Upgrading your property before selling is a great way to increase buyer interest and net a higher asking price – the trouble is that some buyers may see certain alterations as extra work for them, after the sale. If you want to maximise your home’s appeal for a wide range of buyers, it’s worth considering these potential roadblocks and how to avoid them.
Wrong Floor Plan
These days everyone wants an open floor plan. If your house was built ten or more years ago, this desired feature is likely missing. Deciding to knock out some walls might seem like a great idea, but you have to be careful and think about practicality. Having one big square room probably will not wow the buyers, if it does not make sense with the rest of the house.
You can create some space for entertaining by connecting a kitchen, dining and living room, but also consider keeping enough room for more private areas like a TV room or breakfast nook.
Technology is getting fancier all the time, and there’s always a new gadget waiting to find a home with you. You might love your brand new in-built microwave or bread maker, but if it’s too unusual or difficult to operate, the thought of having it removed and replaced could turn away potential buyers.
New appliances won’t necessarily increase value – in fact, a number of them have been dubbed useless – so don’t spend too much money on a fancy new fridge for the kitchen or high-tech faucets for the bathroom. Your potential buyers probably aren’t all that fussed about showy features which can begin to seem unnecessary after a while, or even mildly irritating.
The carpet might have seemed like a good option when you were designing your home’s interior, but they do tend to age and need replacing more quickly than tiles or recycled timber flooring. This is especially true if you have children or pets, as it’s much easier to get dried playdough or dirty paw marks off a hard floor surface, and there’s less chance that minor spills will turn into long-term smells.

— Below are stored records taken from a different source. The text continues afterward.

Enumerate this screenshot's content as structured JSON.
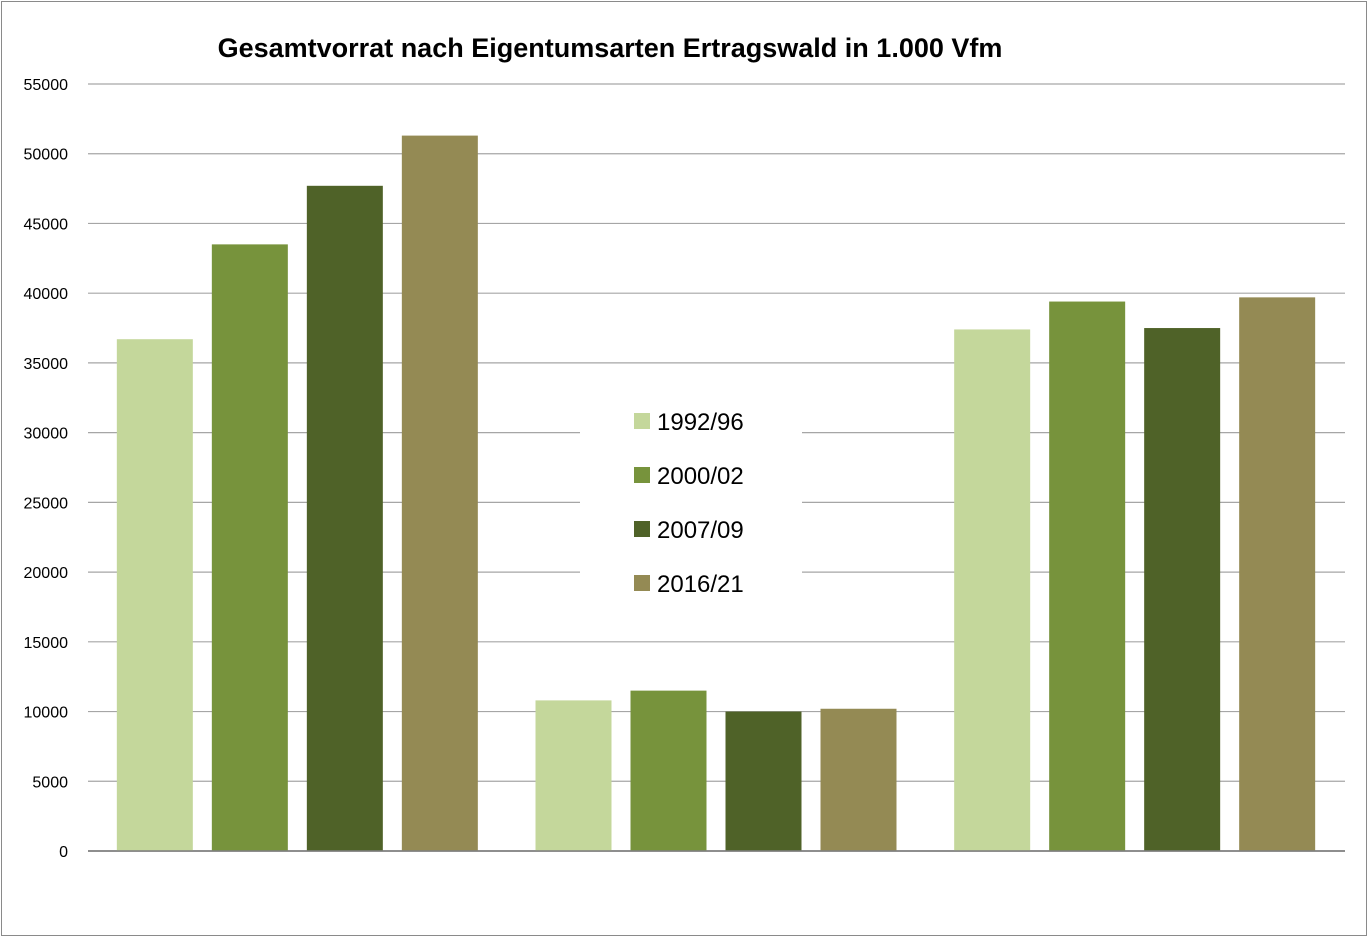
{
  "chart_data": {
    "type": "bar",
    "title": "Gesamtvorrat nach Eigentumsarten Ertragswald in 1.000 Vfm",
    "xlabel": "",
    "ylabel": "",
    "ylim": [
      0,
      55000
    ],
    "yticks": [
      "0",
      "5000",
      "10000",
      "15000",
      "20000",
      "25000",
      "30000",
      "35000",
      "40000",
      "45000",
      "50000",
      "55000"
    ],
    "grid": true,
    "legend_position": "center",
    "categories": [
      "",
      "",
      ""
    ],
    "series": [
      {
        "name": "1992/96",
        "color": "#c4d79b",
        "values": [
          36700,
          10800,
          37400
        ]
      },
      {
        "name": "2000/02",
        "color": "#77933c",
        "values": [
          43500,
          11500,
          39400
        ]
      },
      {
        "name": "2007/09",
        "color": "#4f6228",
        "values": [
          47700,
          10000,
          37500
        ]
      },
      {
        "name": "2016/21",
        "color": "#948a54",
        "values": [
          51300,
          10200,
          39700
        ]
      }
    ]
  }
}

In case you already have a carpet, you might like to remove it, or simply give it a thorough steam clean before prospective buyers arrive.
Whether you’ve added an unusual wallpaper, thrown in a tile feature wall, or even completed a few DIY projects, potential buyers are likely to see your unique stylings as extra work to be done after the sale. The truth is that your personal taste will never appeal to everyone, and it’s best to present your prospects with a blank canvas so that they can begin to imagine their own style taking hold.
The same goes for any DIY projects you’ve taken on – unless you’re a qualified tradesperson, these little renovations will be unlikely to add any value, and may even reduce the eventual selling price.
Loads of lawn
Green grass can be a very attractive property feature, but only in the right conditions, and like all garden features, it requires maintenance. Grass needs to be watered just like any other plant, and especially during extra-dry weather conditions or when new turf is forming roots.
In countries where drought is a real possibility, water restrictions are a factor that can also come into play, which makes it more difficult to maintain a healthy lawn. Without the option of sprinklers, potential buyers might be scared off by the thought of spending hours each week watering the lawn with a watering can.
There’s nothing quite like a refreshing dip in your own backyard pool until it comes time to treat the water. Regular maintenance is an ongoing requirement for every homeowner with a pool, and while you might happily spend the time to test and maintain the water quality, your potential buyers may not be prepared to do so.
On top of the time and money required to service a pool, owners also take on responsibility for risk-prevention, which often means things like learning CPR and being vigilant about the placement or storage of anything which could be used to climb over a fence. Parents of young children, in particular, may well be turned off by the presence of a swimming pool, and the same goes for any buyer who doesn’t like the idea of ongoing maintenance and the costs associated with the same.
Anything that overshoots the mark
Every neighbourhood has an average property price determined by a range of factors like proximity to the city centre and key features like schools or hospitals. Smart home buyers take the time to research the average price mark before attending inspections since they already have some idea of how much they’re willing or are able to pay.
By attempting to turn your house into one of the best in the neighbourhood, you could be hurting your chances of making a sale at all, so you might consider skipping the renovations and saving your extra cash for a home in a more expensive neighbourhood instead.
Selling your home can be a long and arduous process, especially during the renovation stage, but you can save yourself a great deal of time and money by avoiding certain upgrades. Remember to keep the buyer in mind throughout the entire decision-making process, and you’ll have the best possible chance of earning dividends on your investment.